Americans are not greatly energized by the opportunity to elect their leaders. In the last thirteen presidential elections, the highest turnout was 63 percent of the voting-age population in the 1960 contest that resulted in JFK’s victory. In midterm Congressional elections over the same period, the highest turnout was 48 percent in 1966. It is not unreasonable to assume that more than a few citizens tend to think that it makes little difference who wins. That is in fact the case. Marxist leader V.I. Lenin succinctly described bourgeois elections in his 1917 work, The State and Revolution, as a chance for voters to “decide once every few years which member of the ruling class is to repress and crush the people.”
Contrary to popular perception, the election of FDR did nothing to alleviate the devastation of the 1930s Great Depression that persisted until the onset of World War II revived the economy. Neither has the election of Barack Obama done anything to ameliorate the miseries accompanying the “Great Recession,” even as he lavished billions on the bankers responsible for the ruin. Nevertheless, black people remain in his camp because they see the calumnies heaped on him by the “Anyone but Obama” crowd as, at base, racist (which they often are). Far from combating racial oppression, Obama’s preoccupations have been shredding democratic rights under the “war on terror” and deporting record numbers of immigrants. Not coincidentally, in states with large Latino populations like Florida and Texas, voting restrictions were enacted in part to counter fantasized voter fraud by “illegals.”
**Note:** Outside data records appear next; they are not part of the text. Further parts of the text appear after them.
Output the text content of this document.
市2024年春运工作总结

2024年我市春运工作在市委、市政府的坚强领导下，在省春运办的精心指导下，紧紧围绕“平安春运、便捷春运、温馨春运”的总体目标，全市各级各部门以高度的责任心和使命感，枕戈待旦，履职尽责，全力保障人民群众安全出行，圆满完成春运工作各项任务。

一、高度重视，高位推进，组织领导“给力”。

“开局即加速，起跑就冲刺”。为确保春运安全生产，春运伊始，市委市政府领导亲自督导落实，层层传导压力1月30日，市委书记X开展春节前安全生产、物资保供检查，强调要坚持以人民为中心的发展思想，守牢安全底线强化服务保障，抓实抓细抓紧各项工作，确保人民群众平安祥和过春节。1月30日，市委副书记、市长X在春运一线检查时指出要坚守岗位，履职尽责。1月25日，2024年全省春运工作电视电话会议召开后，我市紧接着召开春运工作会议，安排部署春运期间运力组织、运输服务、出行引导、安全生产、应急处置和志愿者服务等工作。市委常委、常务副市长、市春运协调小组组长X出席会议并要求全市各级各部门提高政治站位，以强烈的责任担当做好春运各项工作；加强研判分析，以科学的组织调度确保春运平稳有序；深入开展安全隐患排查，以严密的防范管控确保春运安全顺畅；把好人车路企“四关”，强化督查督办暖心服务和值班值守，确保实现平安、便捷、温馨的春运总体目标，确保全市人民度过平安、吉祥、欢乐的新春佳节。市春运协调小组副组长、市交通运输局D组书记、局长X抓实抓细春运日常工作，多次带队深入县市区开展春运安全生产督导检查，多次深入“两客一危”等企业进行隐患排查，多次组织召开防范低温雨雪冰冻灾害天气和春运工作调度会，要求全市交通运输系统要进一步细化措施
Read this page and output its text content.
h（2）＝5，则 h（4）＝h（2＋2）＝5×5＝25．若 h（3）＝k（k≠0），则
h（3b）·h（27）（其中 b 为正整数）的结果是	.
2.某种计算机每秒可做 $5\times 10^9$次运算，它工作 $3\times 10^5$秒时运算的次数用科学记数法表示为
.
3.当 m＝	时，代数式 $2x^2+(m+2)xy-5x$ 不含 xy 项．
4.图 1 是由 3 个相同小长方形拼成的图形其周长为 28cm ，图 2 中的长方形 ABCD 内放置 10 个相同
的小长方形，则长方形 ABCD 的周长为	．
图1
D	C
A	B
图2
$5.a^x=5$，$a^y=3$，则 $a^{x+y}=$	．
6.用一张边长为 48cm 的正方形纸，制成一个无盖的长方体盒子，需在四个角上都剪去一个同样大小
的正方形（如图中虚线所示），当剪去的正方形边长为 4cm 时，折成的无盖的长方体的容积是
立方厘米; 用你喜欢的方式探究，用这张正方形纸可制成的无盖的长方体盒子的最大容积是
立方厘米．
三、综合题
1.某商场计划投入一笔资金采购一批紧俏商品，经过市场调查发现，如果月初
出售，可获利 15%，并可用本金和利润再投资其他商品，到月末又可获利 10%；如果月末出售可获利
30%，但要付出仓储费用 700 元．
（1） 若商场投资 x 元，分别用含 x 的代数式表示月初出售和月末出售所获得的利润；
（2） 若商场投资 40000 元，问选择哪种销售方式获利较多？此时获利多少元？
In protesting the judicial decision on Pennsylvania’s voter ID law, AFL-CIO president Richard Trumka fulminates that such laws “undermine our democracy.” Trumka’s actual concern is that they undermine the Democratic Party, but neither is the U.S. “our democracy.” Capitalism, in both its “democratic” and totalitarian wrappings, has produced two world wars and the Great Depression and has long outlived any progressive role. Given the rotten record of whatever Commander-in-Chief is in office, it normally falls to the liberals, the trade-union tops and the reformist socialists to exhort working and poor people to run to the polls to vote against the greater evil—invariably the Republican candidate. The simple fact is that it is never in the interests of the exploited and the oppressed to vote for the Democrats, Republicans or any other capitalist party. Continuing to spread illusions in the lesser bourgeois evil only delays the fight to forge the revolutionary socialist party that will consign bloody capitalist imperialism to the ashcan of history.